Sąd Apelacyjny nie znalazł podstaw do odstąpienia od wymiaru kary wobec oskarżonej (art. 25 § 2 k.k.), gdyż przeciwko tak skrajnemu rozwiązaniu przemawiał stopień społecznej szkodliwości czynu wynikający z faktu, że zachowanie oskarżonej znacznie odbiegało od zachowania kontratypowego (vide: wyroku Sądu Najwyższego z dnia 13 kwietnia 1973 r., III KK 39/73, OSNPG 1973, Nr 11, poz. 149). Z kolei drugiemu skrajnemu rozwiązaniu, tj. wymierzeniu oskarżonej kary w granicach ustawowego zagrożenia (w realiach sprawy kary 8 lat pozbawienia wolności) sprzeciwiały się fakt
i okoliczności zamachu, a także postać zamiaru, z jakim działała oskarżona.
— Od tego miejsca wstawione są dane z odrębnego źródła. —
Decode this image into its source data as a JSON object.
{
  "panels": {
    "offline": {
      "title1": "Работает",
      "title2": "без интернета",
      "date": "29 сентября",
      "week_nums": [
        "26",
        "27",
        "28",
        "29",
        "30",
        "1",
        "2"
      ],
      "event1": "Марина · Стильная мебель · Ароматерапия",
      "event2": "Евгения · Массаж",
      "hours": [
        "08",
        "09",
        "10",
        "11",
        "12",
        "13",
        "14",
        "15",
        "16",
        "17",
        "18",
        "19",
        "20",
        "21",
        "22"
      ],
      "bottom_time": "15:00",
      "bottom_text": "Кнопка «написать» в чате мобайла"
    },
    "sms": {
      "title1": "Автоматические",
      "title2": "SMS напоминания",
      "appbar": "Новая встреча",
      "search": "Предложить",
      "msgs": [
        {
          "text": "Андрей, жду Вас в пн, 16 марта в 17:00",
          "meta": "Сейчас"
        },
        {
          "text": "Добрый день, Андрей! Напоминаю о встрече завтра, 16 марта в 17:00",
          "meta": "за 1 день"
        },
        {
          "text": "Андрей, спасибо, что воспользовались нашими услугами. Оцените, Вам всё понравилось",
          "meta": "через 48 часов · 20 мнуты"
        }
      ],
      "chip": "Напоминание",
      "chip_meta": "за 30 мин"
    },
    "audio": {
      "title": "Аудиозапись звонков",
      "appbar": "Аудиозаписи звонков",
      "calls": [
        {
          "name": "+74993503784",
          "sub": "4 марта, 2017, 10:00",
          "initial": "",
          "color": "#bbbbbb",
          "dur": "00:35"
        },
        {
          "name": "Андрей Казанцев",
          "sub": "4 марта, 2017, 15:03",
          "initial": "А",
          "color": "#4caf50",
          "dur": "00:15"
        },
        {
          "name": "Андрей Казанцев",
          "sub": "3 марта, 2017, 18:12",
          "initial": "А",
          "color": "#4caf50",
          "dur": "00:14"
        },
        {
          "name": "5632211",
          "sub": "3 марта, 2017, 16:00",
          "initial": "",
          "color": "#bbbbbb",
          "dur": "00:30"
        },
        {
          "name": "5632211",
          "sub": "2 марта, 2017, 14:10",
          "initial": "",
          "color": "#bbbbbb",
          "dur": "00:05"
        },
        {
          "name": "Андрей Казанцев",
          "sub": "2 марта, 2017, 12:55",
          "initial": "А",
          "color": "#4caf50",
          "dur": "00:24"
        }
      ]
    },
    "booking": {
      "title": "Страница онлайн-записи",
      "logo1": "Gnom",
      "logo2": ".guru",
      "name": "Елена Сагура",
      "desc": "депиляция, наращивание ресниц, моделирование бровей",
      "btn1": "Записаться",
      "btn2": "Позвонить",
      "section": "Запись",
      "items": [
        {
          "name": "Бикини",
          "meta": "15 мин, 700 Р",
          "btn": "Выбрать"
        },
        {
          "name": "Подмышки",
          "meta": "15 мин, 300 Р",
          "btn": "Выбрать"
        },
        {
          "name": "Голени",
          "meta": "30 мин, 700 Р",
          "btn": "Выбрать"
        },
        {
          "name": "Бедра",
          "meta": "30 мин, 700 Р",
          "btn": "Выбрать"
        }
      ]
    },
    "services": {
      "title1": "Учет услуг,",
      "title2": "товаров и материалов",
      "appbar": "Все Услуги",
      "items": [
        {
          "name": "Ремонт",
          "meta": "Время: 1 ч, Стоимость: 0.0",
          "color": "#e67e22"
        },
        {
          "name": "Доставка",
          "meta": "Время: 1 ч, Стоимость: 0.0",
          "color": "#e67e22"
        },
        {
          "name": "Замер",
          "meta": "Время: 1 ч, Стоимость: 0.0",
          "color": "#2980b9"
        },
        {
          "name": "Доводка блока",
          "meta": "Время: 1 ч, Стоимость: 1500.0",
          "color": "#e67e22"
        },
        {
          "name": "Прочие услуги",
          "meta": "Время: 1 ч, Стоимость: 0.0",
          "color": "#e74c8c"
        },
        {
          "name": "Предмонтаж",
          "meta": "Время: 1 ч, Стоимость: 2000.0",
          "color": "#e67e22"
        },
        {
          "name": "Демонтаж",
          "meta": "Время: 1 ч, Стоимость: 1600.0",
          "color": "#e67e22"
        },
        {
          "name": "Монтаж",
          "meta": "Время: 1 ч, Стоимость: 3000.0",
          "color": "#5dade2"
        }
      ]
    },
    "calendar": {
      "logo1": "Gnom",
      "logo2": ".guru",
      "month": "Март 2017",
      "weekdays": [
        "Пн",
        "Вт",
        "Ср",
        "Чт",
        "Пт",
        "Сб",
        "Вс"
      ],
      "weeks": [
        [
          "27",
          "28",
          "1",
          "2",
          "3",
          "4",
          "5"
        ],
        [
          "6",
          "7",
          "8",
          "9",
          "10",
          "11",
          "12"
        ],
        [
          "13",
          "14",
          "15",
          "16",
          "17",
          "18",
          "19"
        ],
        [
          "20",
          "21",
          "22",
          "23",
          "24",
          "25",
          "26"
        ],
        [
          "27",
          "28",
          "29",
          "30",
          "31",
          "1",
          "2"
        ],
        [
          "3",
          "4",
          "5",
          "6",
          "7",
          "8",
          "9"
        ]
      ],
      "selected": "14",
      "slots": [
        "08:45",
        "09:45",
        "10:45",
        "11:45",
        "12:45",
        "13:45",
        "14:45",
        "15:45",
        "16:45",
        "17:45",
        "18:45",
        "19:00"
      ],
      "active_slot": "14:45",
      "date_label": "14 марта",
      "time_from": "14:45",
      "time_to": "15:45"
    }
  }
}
Stosownie do treści art. 63 § 1 k.k. w zw. z art. 538 § 1 k.p.k. zaliczono oskarżonej na poczet orzeczonej wobec niej kary okres jej rzeczywistego pozbawienia wolności również od dnia 25 stycznia 2015 r. do dnia 18 marca 2015 r.

Orzeczenie o opłacie uzasadnia art. 2 ust. 1 pkt 5 w zw. z art. 10 ust. 1 ustawy
z dnia 23 czerwca 1973 r. o opłatach w sprawach karnych
(Dz. U. 1983.49.223 j.t. ze zm.), zaś o wydatkach postępowania odwoławczego art. 636 § 1 k.p.k.

Z tych wszystkich względów Sąd Apelacyjny orzekł jak w wyroku.